Charlie geleng geleng kepala melihat kelakuan putranya yang sama persis seperti nya saat pertamakali bertemu dengan Mohini belasan tahun yang lalu.
Usai sarapan, rombongan Charlie bersiap menuju stadion lapangan cricket Kolkata. Mereka disambut antusiasme warga yang hendak menonton juga.
Charlie juga yang lain tampak memberi lambaian tangan ke arah para penonton yang berada di pintu masuk stadion. Mereka lantas menempati kursi penonton kelas VVIP yang terletak di tribun paling atas.
Pertandingan baru dimulai tepat pukul 8 pagi waktu setempat. Charlie terlihat berulangkali menyemangati tim nya, ketiga anak nya pun turut serta.
"Come on !! Kalian pasti bisa !!" Para pendukung tim KKR pun kompak menyanyikan yel yel tim mereka.
Hal tersebut membuat semangat tim KKR semakin berkobar, tekad mereka semakin kuat untuk dapat lolos ke babak berikut nya. Saat ini kapten tim mereka tengah bersiap untuk memukul bola, Charlie serta para pendukung menjadi harap harap cemas dibuat nya.
"Ayolah Rinku, kau pasti bisa ! Tuhan izinkan tim ku menang, aku mohon Tuhan." Charlie menangkupkan tangan nya di depan dada, memohon pada Tuhan untuk diberi kemenangan pagi ini.
Bola mulai dilemparkan oleh pelempar ke arah Rinku Kumar, Rinku mengayun tongkat pemukul sekuat tenaga hingga akhirnya..
"Yaaarrrghhhh !!!! KKR hebat !!" Charlie refleks berdiri dan berteriak saat bola itu berhasil dipukul keras bahkan melambung hingga ke luar arena permainan.

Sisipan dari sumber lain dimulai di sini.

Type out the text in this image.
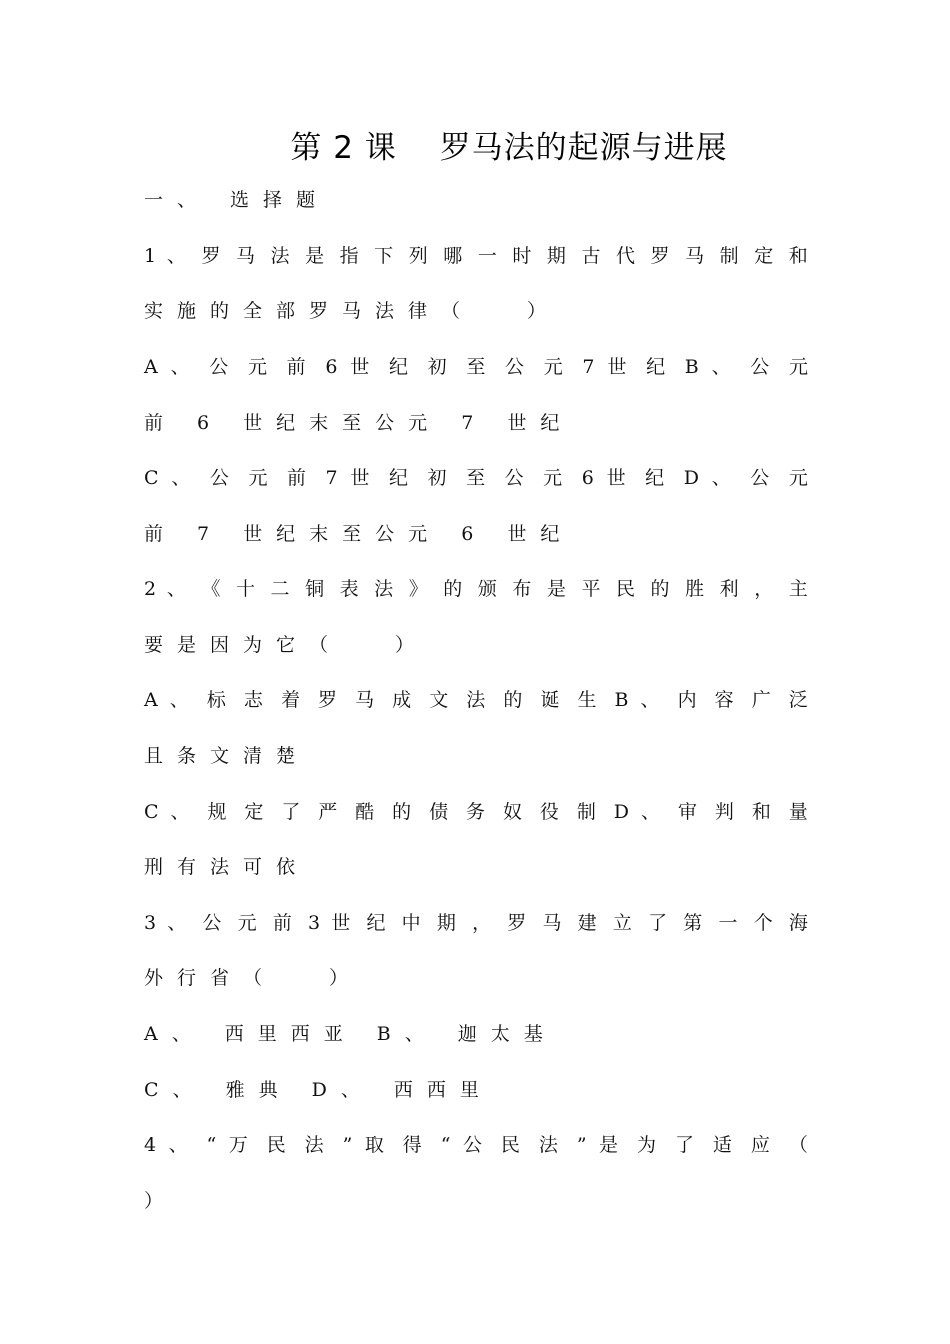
第 2 课　 罗马法的起源与进展
一、 选择题
1 、 罗 马 法 是 指 下 列 哪 一 时 期 古 代 罗 马 制 定 和
实施的全部罗马法律（　 ）
A 、 公 元 前 6 世 纪 初 至 公 元 7 世 纪 B 、 公 元
前 6 世纪末至公元 7 世纪
C 、 公 元 前 7 世 纪 初 至 公 元 6 世 纪 D 、 公 元
前 7 世纪末至公元 6 世纪
2 、 《 十 二 铜 表 法 》 的 颁 布 是 平 民 的 胜 利 ， 主
要是因为它（　 ）
A 、 标 志 着 罗 马 成 文 法 的 诞 生 B 、 内 容 广 泛
且条文清楚
C 、 规 定 了 严 酷 的 债 务 奴 役 制 D 、 审 判 和 量
刑有法可依
3 、 公 元 前 3 世 纪 中 期 ， 罗 马 建 立 了 第 一 个 海
外行省（　 ）
A、 西里西亚 B、 迦太基
C、 雅典 D、 西西里
4 、 “ 万 民 法 ” 取 得 “ 公 民 法 ” 是 为 了 适 应 （
）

Tepat di momen itu, wasit membunyikan peluit tanda berakhirnya pertandingan antara tim KKR VS Pakistan pagi ini. Tim KKR sukses mengamankan posisi mereka untuk babak selanjut nya yang akan berlangsung distadion Dubai esok malam.
Charlie mengajak rombongan nya untuk turun ke tengah lapangan dan bergabung bersama anggota tim nya. Mereka berfoto bersama." Pak, terimakasih sudah memberi dukungan pada kami." Ucap Rinku sebagai kapten tim KKR.
"Tidak perlu berterimakasih, Rinku. Tim ini adalah tim favoritku sejak lama, aku bersyukur bisa memiliki kalian." Balas Charlie memeluk kapten tim nya dengan hangat.
Terlihat Rinku menangis haru kala ia bisa memeluk sang idola yang tengah berdiri di hadapan nya itu.